I came across this result when I was tinkering with some summations and integrals. Any ideas if it could be useful?

$\frac{d}{dx}f(x)\approx f(x+\frac{1}{2})-f(x-\frac{1}{2})$

Answer 1

This centered difference is often used to estimate $f'(x)$. More generally, $f'(x)$ can be approximated as $$ f'(x) \approx \frac{f(x + \frac{\Delta x}{2}) - f(x - \frac{\Delta x}{2})}{\Delta x}, $$ where $\Delta x$ is a small number.

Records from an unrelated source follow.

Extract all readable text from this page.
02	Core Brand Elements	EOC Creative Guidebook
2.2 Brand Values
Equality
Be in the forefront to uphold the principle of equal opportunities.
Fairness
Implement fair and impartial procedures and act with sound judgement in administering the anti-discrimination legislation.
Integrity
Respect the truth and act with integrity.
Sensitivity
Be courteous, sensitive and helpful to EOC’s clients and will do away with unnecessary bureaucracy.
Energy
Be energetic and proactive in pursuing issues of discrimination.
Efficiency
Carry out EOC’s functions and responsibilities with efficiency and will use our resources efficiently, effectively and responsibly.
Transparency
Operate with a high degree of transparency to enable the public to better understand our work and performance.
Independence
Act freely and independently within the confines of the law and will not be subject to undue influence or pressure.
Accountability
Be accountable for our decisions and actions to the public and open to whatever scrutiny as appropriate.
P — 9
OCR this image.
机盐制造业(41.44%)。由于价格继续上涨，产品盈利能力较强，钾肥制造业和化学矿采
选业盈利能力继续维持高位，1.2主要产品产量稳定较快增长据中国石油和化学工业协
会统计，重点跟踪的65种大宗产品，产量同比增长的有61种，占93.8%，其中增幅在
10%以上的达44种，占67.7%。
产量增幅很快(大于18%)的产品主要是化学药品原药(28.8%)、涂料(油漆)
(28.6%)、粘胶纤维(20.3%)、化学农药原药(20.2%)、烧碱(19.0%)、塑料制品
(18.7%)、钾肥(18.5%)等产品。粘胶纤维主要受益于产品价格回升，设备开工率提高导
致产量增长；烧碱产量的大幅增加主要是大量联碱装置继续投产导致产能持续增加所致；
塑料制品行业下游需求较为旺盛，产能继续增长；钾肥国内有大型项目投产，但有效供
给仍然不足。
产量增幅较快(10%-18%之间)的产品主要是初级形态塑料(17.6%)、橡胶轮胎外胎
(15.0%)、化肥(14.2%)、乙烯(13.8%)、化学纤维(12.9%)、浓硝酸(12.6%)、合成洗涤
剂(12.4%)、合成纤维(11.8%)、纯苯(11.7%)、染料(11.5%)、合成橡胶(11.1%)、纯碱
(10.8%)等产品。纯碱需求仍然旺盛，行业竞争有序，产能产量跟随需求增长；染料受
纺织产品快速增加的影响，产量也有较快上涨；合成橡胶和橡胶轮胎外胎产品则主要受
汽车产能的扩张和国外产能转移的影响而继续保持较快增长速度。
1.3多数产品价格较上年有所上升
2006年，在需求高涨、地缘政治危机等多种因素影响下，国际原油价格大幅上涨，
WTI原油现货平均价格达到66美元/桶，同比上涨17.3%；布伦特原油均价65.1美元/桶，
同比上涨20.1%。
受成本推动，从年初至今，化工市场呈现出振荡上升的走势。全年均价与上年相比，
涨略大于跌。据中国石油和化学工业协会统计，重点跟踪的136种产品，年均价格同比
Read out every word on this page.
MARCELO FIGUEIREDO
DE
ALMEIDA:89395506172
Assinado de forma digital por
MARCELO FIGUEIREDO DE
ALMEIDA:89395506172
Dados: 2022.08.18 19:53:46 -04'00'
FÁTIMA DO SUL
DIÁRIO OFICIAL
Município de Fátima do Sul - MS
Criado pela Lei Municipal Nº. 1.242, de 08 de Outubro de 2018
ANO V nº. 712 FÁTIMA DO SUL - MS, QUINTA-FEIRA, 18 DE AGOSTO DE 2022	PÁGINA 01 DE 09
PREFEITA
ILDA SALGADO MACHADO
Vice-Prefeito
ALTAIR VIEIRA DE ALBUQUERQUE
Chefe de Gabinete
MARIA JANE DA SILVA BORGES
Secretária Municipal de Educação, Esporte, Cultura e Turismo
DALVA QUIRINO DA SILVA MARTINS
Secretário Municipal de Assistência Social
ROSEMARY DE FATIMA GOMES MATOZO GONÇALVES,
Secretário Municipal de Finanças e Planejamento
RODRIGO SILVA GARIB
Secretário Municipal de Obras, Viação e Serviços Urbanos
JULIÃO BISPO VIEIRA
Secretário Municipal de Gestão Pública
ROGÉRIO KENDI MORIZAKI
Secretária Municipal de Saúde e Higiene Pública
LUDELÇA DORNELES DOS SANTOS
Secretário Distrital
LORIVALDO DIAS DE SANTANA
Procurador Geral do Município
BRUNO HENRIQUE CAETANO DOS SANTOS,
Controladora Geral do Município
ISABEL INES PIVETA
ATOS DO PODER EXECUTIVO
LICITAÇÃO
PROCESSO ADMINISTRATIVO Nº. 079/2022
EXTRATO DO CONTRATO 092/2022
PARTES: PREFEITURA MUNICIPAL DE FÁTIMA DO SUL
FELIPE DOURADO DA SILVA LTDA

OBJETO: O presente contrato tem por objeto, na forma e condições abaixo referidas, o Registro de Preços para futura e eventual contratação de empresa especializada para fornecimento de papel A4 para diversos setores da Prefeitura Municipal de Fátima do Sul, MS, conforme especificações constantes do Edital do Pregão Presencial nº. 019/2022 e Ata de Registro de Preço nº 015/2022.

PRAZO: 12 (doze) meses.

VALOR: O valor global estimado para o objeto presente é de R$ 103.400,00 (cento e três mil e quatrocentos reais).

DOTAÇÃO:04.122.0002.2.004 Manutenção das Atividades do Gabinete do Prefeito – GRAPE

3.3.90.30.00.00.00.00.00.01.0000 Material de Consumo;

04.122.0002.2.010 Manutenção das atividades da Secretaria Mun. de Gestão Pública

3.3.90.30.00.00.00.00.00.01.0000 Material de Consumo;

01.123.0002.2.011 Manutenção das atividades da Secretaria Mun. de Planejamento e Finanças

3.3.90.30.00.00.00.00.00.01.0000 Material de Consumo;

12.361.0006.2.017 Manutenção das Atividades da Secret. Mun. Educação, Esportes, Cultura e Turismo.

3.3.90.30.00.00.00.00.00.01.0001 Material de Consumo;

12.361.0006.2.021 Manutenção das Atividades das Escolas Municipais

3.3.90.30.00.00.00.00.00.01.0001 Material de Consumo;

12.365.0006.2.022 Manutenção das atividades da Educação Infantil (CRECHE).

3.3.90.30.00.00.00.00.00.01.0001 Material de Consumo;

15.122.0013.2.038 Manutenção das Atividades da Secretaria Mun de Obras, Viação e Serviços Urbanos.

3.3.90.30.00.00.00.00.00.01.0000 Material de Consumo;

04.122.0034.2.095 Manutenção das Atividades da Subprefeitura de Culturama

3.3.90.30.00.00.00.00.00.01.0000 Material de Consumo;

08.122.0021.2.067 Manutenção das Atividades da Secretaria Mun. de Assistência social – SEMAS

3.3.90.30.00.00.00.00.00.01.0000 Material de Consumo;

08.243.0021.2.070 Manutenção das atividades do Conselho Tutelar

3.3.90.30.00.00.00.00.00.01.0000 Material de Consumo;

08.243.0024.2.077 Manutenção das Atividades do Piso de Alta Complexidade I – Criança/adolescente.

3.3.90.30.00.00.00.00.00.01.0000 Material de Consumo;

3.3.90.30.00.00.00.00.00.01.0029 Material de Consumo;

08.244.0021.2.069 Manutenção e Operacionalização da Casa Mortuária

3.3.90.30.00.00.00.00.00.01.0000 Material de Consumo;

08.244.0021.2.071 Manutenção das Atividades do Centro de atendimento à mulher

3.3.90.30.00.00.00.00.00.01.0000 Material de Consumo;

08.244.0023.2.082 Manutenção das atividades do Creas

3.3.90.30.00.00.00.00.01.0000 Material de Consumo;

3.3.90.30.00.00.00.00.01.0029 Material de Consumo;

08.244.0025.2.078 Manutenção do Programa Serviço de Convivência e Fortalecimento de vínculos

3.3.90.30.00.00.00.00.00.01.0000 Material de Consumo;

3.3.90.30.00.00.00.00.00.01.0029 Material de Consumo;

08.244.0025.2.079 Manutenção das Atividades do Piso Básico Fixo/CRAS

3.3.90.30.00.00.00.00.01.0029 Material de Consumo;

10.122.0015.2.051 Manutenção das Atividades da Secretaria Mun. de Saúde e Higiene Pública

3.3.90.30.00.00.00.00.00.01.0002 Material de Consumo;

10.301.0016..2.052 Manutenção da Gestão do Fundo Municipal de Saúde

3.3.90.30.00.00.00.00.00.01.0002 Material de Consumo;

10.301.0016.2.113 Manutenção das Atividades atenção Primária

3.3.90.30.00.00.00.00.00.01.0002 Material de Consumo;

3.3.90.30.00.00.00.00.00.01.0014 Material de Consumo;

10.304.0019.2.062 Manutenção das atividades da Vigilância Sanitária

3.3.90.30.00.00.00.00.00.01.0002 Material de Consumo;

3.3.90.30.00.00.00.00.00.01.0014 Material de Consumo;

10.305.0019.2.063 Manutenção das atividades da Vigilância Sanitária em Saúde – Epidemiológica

In your case, you're taking $\Delta x = 1$.

Visually, we are approximating $f'(x)$ by the slope of the line through the points $(x - \Delta x/2, f(x - \Delta x/2))$ and $(x + \Delta x/2, f(x + \Delta x/2))$

Answer 2

The standard definition of differentiability is: $f$ is differentiable at $a$, denoted $f'(a)$, if the following limit exists: $$ f'(a) = \lim_{h\to 0} \frac{f(a+h)-f(a)}{h} $$Sometimes it is convenient to take a symmetric version: $$ f'(a) = \frac{1}{2}\left( \lim_{h\to 0} \frac{f(a+h)-f(a)}{h}- \frac{f(a-h)-f(a)}{h}\right) $$ $$ f'(a) = \frac{1}{2}\lim_{h\to 0} \frac{f(a+h)-f(a-h)}{h} $$If you put $h=1/2$, you recover your result. As to its utility...probably nothing too useful unless $f'$ is very small and unknown or hard to calculate.